Tal vez sea precisamente esta despersonalización la que explique la veta afectiva del antiutopismo ahora en consideración. El dilema de Falk (véase el capítulo VII) es, de hecho, la expresión más aguda del temor existencial a la utopía, en la medida en que suscita una posibilidad de pérdida tan completa del yo que la conciencia superviviente no puede sino parecer distinta a nosotros, recién nacida en el peor sentido, en el cual hemos perdido hasta la infelicidad íntima, ese aburrimiento y esa desgracia existencial («je mein eigenes», como podría decir Heidegger), que en principio constituía nuestra identidad. A este respecto, ciertamente, la utopía ocuparía el lugar de la diferencia radical, y nosotros el de los extraños más inimaginables; y así la vida no alienada podría demostrar ser la más alienante de todas.
Pero necesitamos avanzar un poco más en estas paradojas existenciales, y vale la pena considerar por un momento esas posiciones antiutópicas surgidas del psicoanálisis y que, envolviendo al propio marxismo como su objetivo, se basaban en una homología entre el sujeto individual y la totalidad social. Así, el principio fundamental del psicoanálisis lacaniano —que el sujeto «centrado» es un espejismo, que la subjetividad siempre está separada y dividida, nunca es unificable— lo repite en el plano de lo social el énfasis de Laclau-Mouffe en el «antagonismo», que persiste en todas las formaciones sociales y convierte en ilusoria cualquier idea de unificación o armonía social, junto con los programas revolucionarios que sostienen esas imágenes tentadoras de la «totalidad» social y sus posibles transformaciones. El sujeto caído de Lacan llega a nosotros (a través de Sartre) desde las antiguas tradiciones arriba mencionadas; la incomodidad con los programas políticos totalizadores es claramente una reacción más moderna contra el comunismo propiamente dicho, si no, de hecho, contra el jacobinismo.

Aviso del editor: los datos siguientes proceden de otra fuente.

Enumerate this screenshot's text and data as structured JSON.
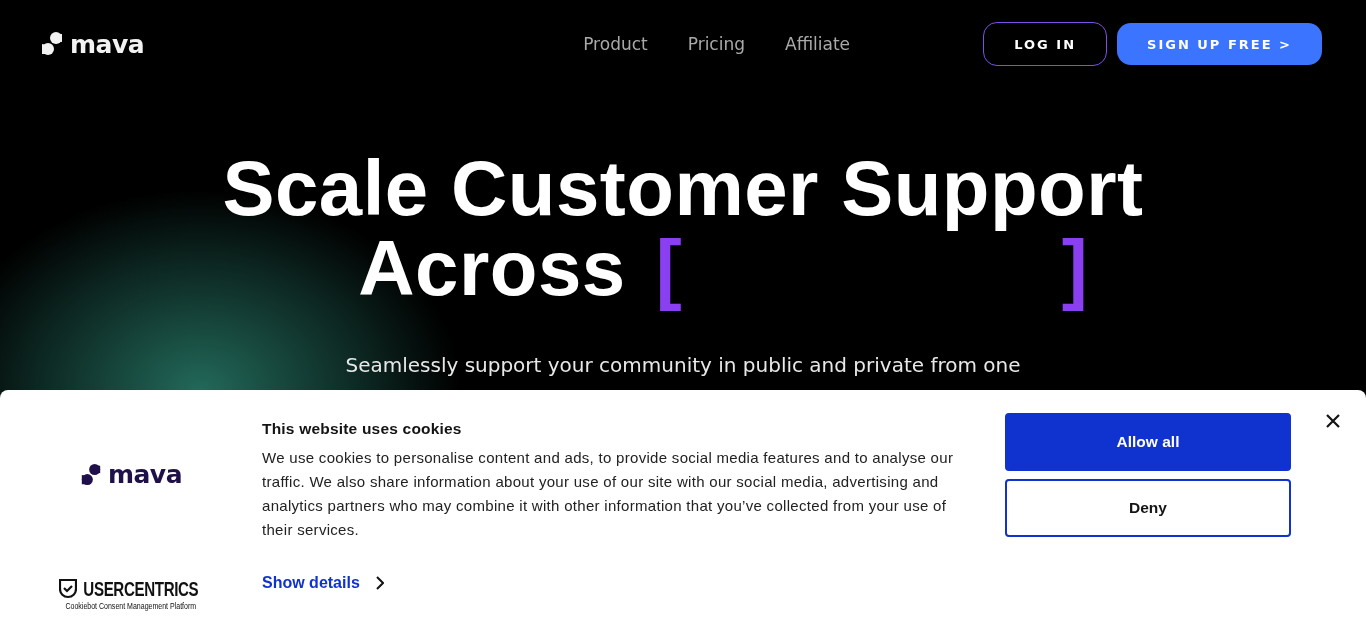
{
  "header": {
    "logo": "mava",
    "nav": [
      {
        "label": "Product"
      },
      {
        "label": "Pricing"
      },
      {
        "label": "Affiliate"
      }
    ],
    "login": "LOG IN",
    "signup": "SIGN UP FREE >"
  },
  "hero": {
    "title_line_1": "Scale Customer Support",
    "title_line_2": "Across",
    "bracket_open": "[",
    "bracket_close": "]",
    "subtitle": "Seamlessly support your community in public and private from one"
  },
  "cookie_banner": {
    "logo": "mava",
    "provider": "USERCENTRICS",
    "provider_tagline": "Cookiebot Consent Management Platform",
    "title": "This website uses cookies",
    "body": "We use cookies to personalise content and ads, to provide social media features and to analyse our traffic. We also share information about your use of our site with our social media, advertising and analytics partners who may combine it with other information that you’ve collected from your use of their services.",
    "show_details": "Show details",
    "allow_all": "Allow all",
    "deny": "Deny"
  }
}
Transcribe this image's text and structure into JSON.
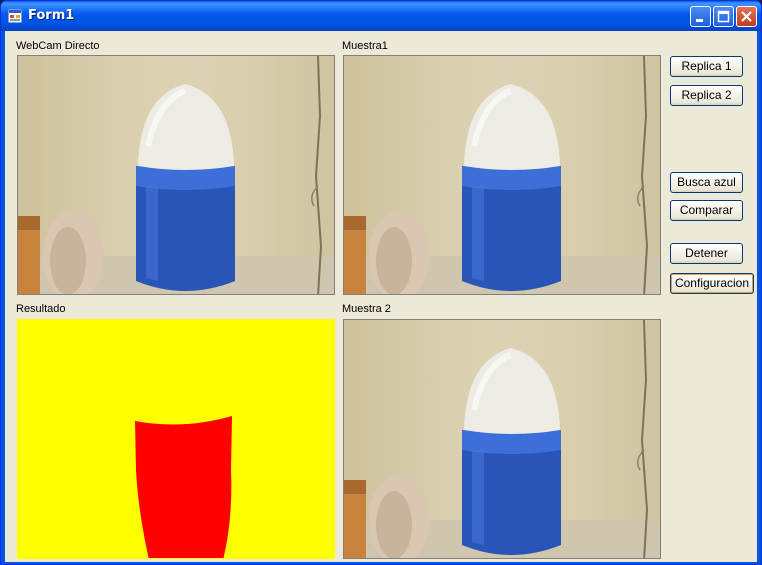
{
  "window": {
    "title": "Form1"
  },
  "panels": {
    "webcam": {
      "label": "WebCam Directo"
    },
    "sample1": {
      "label": "Muestra1"
    },
    "result": {
      "label": "Resultado"
    },
    "sample2": {
      "label": "Muestra 2"
    }
  },
  "buttons": {
    "replica1": "Replica 1",
    "replica2": "Replica 2",
    "busca_azul": "Busca azul",
    "comparar": "Comparar",
    "detener": "Detener",
    "configuracion": "Configuracion"
  },
  "colors": {
    "result_background": "#ffff00",
    "result_blob": "#ff0000",
    "wall": "#d9cfb0",
    "cylinder_blue": "#2a55b8",
    "dome_white": "#ecebe4"
  }
}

La glosa de Žižek a estas dos posiciones (que no tienen por qué ser homólogas entre sí, en mi opinión) predica la crítica como un ataque a toda la gama de fundamentalismos, empezando por la denuncia marxiana del capital, que ofrecen resolver todos los problemas sociales abordando un solo tema reificado (que no tiene por qué ser una u otra versión del marxismo):
Tenemos, por ejemplo, el fundamentalismo feminista (ninguna liberación planetaria sin la emancipación de las mujeres, sin la abolición del sexismo); el fundamentalismo democrático (democracia como valor fundamental de la civilización occidental; todas las demás luchas —económica, feminista, de las minorías, y demás— no son más que nuevas aplicaciones del principio básico democrático e igualitario); el fundamentalismo ecológico (el callejón sin salida ecológico como problema fundamental de la humanidad); y —¿por qué no?— también el fundamentalismo psicoanalítico articulado en Eros y civilización de Marcuse (la clave de la liberación radica en cambiar la estructura libidinal represiva) […].[317]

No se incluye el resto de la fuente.